Business leaders fascinated by talent and growth, should be turning to the 1.3 billion people in the world who have a disability. Yet, even though nine out of 10 companies claim to prioritise diversity, only 4% have specific programmes that are disability inclusive. You can’t become what you don’t see, said Edward Ndopu, a 29-year-old activist and humanitarian talking about the representation of disabled people in the workplace.

Edward Ndopu, United Nations Secretary-General’s Sustainable Development Goals Advocate, New York – World Economic Forum/Jakob Polacsek

When businesses fail to realise the value that people with disabilities can bring to a company, they are missing out on talent. Ndopu says on top of offering a skill set other workers possess, people with a disability have enormous resilience and tenacity a result of their situation.



Gender parity still work in progress


Strategies for delivering equal representation for women were discussed at Davos today alongside a World Economic Forum report on the issue. A law in France requires at least a third of board members to be female. Nevertheless, Muriel Pénicaud, French Minister of Labour, readily conceded that legislation alone is not enough. A cultural shift is also required in the workplace.

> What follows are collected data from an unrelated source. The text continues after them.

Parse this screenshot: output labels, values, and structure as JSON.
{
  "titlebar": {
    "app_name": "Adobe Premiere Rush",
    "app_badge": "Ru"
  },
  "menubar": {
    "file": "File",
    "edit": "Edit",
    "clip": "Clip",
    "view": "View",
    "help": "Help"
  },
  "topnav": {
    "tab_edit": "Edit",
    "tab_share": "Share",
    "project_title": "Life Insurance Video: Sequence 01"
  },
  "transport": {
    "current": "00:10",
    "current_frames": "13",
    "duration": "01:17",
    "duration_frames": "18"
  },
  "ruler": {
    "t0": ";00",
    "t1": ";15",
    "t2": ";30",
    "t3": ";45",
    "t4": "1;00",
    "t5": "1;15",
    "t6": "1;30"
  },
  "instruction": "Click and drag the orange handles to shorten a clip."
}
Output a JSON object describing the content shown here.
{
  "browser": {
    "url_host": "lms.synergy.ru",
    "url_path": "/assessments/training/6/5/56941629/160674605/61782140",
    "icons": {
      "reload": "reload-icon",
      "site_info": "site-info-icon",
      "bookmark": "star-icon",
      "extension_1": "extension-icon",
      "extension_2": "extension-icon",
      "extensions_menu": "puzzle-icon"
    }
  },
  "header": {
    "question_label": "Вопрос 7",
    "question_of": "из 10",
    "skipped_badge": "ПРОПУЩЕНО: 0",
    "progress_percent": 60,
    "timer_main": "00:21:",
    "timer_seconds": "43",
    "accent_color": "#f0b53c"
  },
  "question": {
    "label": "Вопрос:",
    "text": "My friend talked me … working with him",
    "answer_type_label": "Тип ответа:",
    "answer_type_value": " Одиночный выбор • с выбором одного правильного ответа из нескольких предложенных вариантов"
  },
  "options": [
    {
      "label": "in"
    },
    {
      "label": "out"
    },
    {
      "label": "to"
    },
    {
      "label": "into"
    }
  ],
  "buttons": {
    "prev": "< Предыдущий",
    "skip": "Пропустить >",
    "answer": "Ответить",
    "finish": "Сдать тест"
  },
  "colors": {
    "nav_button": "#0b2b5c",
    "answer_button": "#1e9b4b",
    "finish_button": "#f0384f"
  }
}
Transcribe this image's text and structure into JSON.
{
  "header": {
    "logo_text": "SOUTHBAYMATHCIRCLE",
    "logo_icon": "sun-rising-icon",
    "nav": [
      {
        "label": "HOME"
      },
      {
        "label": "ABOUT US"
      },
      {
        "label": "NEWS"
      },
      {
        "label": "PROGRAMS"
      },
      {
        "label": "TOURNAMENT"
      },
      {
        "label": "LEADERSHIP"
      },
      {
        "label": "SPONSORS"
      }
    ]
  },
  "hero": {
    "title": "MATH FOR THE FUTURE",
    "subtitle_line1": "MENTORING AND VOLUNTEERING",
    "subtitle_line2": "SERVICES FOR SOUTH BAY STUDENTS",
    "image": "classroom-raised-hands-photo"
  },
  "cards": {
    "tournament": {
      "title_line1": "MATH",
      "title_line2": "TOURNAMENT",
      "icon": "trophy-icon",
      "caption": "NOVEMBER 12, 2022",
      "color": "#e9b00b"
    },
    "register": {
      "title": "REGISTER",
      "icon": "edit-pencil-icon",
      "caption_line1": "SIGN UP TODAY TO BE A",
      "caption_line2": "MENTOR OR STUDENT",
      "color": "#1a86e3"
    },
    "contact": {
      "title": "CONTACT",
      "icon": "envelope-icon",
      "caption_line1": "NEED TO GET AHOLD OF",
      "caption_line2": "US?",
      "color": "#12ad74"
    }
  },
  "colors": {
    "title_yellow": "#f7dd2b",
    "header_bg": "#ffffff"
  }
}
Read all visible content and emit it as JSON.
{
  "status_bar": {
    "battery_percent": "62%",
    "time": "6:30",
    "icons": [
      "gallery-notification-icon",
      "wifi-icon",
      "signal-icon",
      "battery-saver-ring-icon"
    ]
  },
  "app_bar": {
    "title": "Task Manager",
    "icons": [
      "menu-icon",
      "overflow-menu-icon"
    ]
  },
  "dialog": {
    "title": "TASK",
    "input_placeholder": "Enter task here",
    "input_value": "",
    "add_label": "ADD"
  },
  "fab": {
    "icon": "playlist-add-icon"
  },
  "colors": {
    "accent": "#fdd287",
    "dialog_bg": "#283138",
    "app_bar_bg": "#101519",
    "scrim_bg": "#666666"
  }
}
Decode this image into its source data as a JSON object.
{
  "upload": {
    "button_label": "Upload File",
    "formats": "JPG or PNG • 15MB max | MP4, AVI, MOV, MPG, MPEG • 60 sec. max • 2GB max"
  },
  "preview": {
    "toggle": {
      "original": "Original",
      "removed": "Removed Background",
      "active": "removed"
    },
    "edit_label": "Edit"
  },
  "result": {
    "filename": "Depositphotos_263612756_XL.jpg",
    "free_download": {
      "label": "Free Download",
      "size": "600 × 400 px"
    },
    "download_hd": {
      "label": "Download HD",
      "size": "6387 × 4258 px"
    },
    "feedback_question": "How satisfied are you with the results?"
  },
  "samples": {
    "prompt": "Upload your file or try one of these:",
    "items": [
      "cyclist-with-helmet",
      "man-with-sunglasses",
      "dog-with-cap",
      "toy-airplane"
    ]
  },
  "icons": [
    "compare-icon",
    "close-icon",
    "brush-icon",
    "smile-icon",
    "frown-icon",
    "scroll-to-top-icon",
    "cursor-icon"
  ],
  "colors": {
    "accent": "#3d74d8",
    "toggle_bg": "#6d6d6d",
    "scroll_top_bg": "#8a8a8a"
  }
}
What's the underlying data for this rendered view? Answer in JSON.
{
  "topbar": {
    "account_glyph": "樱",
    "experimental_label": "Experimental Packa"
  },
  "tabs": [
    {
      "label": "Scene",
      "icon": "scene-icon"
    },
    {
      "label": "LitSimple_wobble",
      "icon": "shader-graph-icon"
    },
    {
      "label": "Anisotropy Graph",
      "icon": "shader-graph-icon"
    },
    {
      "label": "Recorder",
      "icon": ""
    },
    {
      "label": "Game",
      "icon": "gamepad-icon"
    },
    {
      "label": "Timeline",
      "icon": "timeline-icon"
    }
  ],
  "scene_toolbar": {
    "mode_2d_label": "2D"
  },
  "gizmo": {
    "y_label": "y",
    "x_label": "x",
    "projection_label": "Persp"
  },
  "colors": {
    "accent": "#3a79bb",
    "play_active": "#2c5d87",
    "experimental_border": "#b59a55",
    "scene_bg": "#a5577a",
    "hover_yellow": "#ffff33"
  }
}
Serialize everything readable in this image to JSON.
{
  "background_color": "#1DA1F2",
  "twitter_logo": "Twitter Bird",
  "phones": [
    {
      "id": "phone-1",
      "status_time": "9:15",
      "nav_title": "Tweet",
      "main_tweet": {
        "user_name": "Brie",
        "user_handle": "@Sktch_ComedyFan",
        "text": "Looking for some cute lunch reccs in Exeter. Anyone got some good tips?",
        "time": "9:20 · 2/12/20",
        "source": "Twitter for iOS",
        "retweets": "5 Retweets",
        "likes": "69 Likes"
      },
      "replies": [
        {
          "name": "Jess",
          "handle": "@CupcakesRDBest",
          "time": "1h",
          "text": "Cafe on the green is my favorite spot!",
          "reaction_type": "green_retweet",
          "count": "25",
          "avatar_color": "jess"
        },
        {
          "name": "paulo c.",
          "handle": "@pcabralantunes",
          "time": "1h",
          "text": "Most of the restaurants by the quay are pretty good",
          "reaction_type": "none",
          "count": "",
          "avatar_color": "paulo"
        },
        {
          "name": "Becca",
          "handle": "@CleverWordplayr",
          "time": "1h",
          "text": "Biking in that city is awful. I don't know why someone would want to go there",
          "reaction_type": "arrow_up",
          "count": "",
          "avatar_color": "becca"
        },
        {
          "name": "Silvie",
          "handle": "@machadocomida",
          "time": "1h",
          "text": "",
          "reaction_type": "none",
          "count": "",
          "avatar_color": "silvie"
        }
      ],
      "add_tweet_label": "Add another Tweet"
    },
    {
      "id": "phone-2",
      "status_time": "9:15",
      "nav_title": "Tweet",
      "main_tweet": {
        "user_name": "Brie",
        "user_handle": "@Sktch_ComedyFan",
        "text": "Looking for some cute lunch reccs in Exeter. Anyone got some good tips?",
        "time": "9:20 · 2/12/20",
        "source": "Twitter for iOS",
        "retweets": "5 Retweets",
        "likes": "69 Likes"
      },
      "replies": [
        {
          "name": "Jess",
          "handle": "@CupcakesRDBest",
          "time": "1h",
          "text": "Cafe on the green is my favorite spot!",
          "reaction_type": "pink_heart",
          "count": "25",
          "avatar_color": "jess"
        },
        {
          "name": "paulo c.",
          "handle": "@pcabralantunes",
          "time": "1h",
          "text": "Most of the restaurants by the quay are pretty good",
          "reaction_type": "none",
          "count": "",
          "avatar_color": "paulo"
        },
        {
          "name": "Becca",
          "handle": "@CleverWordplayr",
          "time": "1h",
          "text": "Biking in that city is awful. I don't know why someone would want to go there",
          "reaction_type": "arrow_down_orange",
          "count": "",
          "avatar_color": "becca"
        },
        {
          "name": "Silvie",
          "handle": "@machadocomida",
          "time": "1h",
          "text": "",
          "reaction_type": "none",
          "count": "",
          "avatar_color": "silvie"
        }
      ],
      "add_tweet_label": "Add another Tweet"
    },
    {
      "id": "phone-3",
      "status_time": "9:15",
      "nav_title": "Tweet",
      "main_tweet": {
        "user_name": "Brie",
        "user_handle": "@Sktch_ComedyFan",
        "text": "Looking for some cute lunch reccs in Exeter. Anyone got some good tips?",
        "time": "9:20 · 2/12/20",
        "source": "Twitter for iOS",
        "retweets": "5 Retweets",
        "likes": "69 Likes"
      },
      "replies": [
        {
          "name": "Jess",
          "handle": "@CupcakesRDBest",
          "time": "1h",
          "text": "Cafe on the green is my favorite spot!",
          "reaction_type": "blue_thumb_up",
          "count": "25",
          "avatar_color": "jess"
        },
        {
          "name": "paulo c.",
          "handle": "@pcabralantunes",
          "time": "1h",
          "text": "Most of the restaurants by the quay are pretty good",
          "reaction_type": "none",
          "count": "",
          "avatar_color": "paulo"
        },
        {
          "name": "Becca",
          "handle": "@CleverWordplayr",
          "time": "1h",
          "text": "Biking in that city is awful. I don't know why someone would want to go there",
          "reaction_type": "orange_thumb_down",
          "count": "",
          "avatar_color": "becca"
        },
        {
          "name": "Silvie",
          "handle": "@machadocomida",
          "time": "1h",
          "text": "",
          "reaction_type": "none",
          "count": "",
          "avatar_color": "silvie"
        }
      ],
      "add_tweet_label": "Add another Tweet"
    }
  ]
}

Sanna Marin, Prime Minister of Finland\rMuriel Pénicaud, Minister of Labour of France – World Economic Forum/Walter Duerst

We have to free men and women from the stereotypes to allow them to have a choice, says Sanna Marin, Finland’s Prime Minister. It’s no coincidence that more women go into the care sector and more men go into the tech sector. Marin also mentioned parental leave and explained that “too few fathers were spending time with their children while they were young.”